By Martin Luther King III
Today, the United States, and the world, has lost a true champion for human rights and democracy. My wife Arndrea and our daughter Yolanda Renee, and I express our deepest condolences to his family. I knew Congressman John Lewis all my life. He was someone that my mother and my father told me I could always trust. He was always there for me as a colleague, a friend, and a mentor.
If there was anyone who ever personified the courage of his convictions -- the courage to endure jail, beatings, threats of lynching, mob violence, police brutality in the name of justice -- it was John Lewis. John lived the power of nonviolence in action, even in the face of state-sanctioned racist violence. He was a true Drum Major for peace and justice.
John Lewis was a pro-democracy activist who never wavered in his commitment to non-violent social change. He lived a purposeful life. For many of us, he was a living and breathing moral compass who worked each and every day to leave this world a little better than he found it.
Just one week after John Lewis was beaten on Bloody Sunday, he sat with my father and watched President Lyndon Johnson address a joint session of Congress and promise to pass the Voting Rights Act, saying unexpectedly, “We shall overcome.” My father wept. With John’s help, the Voting Rights Act was passed three months later. His legacy lives on today as we watch peaceful protesters marching against violence, standing up and speaking out and getting into, what he referred to as “good trouble.” Our greatest tribute to him will be to vote “like we have never voted before,” as he was known to say. Registering, voting, reinstating the Voting Rights Act, and fighting new attempts to disenfranchise voters, would be the greatest tribute we can offer to my dear friend, who shed blood to help secure these rights for all.
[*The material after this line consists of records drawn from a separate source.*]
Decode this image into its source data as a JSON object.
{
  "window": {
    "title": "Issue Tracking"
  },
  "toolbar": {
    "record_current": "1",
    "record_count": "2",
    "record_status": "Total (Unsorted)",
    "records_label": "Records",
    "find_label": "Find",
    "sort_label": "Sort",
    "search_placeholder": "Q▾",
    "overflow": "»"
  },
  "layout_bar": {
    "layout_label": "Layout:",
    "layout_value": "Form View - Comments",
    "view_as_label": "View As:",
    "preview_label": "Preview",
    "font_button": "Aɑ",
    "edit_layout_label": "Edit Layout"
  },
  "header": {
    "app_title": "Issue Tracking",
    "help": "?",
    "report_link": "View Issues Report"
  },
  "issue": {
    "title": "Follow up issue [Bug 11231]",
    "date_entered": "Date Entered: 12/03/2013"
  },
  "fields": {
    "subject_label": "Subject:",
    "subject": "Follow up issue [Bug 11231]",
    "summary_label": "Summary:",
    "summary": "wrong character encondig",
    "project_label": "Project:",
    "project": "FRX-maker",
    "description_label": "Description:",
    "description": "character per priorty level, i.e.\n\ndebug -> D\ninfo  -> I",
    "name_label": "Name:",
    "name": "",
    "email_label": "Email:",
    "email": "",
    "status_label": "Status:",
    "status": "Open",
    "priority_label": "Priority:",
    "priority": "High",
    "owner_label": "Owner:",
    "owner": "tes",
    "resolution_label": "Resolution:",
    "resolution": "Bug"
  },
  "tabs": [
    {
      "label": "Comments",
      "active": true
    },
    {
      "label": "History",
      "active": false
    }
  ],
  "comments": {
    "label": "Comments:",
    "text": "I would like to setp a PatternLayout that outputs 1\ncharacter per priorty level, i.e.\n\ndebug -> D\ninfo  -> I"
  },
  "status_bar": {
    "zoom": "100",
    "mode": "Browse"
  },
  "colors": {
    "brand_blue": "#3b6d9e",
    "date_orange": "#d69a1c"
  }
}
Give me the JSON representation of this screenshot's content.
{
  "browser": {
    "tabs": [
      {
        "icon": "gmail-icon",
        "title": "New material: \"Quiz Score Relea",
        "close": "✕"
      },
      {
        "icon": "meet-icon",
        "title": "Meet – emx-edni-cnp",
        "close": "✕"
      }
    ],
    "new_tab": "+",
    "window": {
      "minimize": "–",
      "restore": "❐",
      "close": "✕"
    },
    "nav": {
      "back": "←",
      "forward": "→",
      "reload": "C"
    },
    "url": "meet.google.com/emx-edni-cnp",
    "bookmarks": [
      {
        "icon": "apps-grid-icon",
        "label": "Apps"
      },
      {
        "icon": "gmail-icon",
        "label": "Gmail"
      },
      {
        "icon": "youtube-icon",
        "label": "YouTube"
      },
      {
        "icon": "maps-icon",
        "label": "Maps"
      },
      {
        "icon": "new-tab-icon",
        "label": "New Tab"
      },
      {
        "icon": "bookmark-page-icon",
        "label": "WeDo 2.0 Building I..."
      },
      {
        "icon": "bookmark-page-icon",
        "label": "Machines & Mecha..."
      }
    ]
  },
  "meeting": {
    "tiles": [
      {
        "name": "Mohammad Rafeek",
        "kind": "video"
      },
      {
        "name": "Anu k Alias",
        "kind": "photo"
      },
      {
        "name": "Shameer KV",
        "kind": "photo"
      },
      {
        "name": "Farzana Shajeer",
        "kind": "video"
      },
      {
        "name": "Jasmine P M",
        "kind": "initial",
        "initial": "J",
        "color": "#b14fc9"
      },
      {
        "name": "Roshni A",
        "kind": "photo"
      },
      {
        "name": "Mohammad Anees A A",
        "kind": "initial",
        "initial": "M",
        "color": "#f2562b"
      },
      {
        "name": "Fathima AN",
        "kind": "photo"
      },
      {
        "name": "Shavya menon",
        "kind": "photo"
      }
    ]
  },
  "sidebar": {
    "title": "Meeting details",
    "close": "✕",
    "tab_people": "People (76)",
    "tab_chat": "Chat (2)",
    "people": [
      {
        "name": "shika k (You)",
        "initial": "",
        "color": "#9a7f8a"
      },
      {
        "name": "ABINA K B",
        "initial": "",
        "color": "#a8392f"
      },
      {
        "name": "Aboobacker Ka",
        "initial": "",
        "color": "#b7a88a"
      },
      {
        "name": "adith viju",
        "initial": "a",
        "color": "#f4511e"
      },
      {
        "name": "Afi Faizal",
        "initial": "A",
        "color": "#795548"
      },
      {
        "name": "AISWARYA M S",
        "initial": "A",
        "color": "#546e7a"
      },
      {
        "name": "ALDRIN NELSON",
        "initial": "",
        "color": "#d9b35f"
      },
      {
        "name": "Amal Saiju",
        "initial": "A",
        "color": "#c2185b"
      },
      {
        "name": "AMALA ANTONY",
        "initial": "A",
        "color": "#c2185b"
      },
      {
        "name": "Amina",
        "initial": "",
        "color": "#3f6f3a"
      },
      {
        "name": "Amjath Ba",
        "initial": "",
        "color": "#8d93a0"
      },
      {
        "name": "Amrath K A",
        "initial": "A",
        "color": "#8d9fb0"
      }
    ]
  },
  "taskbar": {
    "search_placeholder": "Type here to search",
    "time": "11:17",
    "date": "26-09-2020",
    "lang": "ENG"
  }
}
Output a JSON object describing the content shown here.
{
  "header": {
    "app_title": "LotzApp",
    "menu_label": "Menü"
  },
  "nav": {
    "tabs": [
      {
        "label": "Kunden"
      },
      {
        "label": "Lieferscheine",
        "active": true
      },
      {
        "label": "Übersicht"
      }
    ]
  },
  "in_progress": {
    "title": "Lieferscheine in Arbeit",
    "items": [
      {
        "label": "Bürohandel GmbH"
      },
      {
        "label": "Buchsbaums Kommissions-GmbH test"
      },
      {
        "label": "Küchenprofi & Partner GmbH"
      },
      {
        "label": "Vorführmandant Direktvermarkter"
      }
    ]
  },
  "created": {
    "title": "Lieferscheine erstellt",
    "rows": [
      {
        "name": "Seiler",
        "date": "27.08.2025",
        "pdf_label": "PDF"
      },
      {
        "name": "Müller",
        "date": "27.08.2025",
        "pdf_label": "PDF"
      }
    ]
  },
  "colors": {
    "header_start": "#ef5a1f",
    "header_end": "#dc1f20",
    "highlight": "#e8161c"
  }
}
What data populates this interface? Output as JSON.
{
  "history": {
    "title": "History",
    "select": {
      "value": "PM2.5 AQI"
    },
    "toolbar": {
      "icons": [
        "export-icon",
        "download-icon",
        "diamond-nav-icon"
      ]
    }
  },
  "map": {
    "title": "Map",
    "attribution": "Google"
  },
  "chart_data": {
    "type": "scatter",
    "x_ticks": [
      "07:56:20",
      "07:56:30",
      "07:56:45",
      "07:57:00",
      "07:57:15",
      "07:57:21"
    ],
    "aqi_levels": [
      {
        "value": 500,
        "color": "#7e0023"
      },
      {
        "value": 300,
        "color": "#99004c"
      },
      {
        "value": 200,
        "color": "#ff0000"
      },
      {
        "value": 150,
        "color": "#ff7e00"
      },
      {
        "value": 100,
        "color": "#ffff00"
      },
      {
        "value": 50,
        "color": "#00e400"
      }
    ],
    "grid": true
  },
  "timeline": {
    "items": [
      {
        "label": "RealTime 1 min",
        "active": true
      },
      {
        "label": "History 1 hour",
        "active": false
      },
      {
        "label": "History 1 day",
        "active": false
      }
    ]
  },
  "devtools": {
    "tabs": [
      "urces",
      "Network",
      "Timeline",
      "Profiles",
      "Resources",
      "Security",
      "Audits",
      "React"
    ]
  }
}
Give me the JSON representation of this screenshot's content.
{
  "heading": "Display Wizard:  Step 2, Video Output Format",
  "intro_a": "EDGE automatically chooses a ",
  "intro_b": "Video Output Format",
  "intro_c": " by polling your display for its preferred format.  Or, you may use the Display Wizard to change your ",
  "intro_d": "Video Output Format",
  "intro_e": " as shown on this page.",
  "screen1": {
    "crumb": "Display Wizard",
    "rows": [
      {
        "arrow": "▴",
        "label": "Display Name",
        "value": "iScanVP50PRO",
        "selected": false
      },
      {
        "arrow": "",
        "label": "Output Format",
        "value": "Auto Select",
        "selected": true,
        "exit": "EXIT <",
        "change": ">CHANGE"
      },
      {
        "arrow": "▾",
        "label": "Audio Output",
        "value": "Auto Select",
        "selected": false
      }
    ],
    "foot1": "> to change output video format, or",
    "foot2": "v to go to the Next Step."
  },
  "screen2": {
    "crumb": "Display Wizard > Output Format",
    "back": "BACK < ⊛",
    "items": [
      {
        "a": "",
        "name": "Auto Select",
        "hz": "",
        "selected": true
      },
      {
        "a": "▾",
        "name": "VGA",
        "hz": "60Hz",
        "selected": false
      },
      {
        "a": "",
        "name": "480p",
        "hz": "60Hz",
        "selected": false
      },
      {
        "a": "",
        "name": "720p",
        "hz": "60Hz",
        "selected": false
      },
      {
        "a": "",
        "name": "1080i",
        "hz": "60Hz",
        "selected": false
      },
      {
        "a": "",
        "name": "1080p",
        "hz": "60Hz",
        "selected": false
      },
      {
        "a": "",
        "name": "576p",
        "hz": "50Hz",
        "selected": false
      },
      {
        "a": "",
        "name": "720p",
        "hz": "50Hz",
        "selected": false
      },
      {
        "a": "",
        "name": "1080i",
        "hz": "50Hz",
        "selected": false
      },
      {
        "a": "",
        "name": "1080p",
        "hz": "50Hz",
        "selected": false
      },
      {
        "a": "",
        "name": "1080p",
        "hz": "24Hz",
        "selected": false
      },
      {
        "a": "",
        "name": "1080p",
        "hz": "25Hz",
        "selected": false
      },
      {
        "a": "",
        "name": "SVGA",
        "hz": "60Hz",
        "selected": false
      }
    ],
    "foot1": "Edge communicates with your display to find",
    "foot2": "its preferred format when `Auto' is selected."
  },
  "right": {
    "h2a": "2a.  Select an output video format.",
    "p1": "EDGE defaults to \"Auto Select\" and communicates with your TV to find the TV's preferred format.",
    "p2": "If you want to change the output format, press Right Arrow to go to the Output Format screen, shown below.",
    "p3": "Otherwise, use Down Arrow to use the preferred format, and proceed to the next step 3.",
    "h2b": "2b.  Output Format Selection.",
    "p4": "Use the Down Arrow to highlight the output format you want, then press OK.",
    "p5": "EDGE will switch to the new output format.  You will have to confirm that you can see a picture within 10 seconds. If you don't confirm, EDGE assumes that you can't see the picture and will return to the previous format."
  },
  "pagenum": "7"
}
He never stopped fighting for freedom, justice, and equality, the hallmarks of the Beloved Community. Even towards the end, he continued to struggle for social justice and to live his values by supporting the next generation of protestors, by working to preserve voting rights, to make people free from gun violence, and to adopt pro-poor policies. He worked every day to make America what it ought to be, a multi-racial democracy where people’s rights to breathe clean air, drink clean water and to live in a safe environment are protected and everyone’s rights are acknowledged and respected.
Congressman Lewis joined me in 2009 leading a delegation of U.S. civil rights activists and public officials to multiple cities in India, including Mumbai, to observe the 50th anniversary of my father’s first visit to that country to trace the history nonviolent social action. On that occasion, Congressman Lewis reminded our host that our struggle for justice and equality has no boundaries, echoing my father, he said “injustice anywhere is a threat to justice everywhere.”
From the time of his days as a student at Fisk University, to his leadership of the Student Non-violent Coordinating Committee (SNCC), and as the youngest person to speak at the March On Washington, John always believed that it was necessary to get into some “good trouble.”
Through his life’s work, John demonstrated that Black Lives Matter, because he believed that African Americans, like all people, were born free and equal in dignity and rights. The next generation is already picking up the mantle of John Lewis and my father and we need to do everything in our power to complete the work that they started together.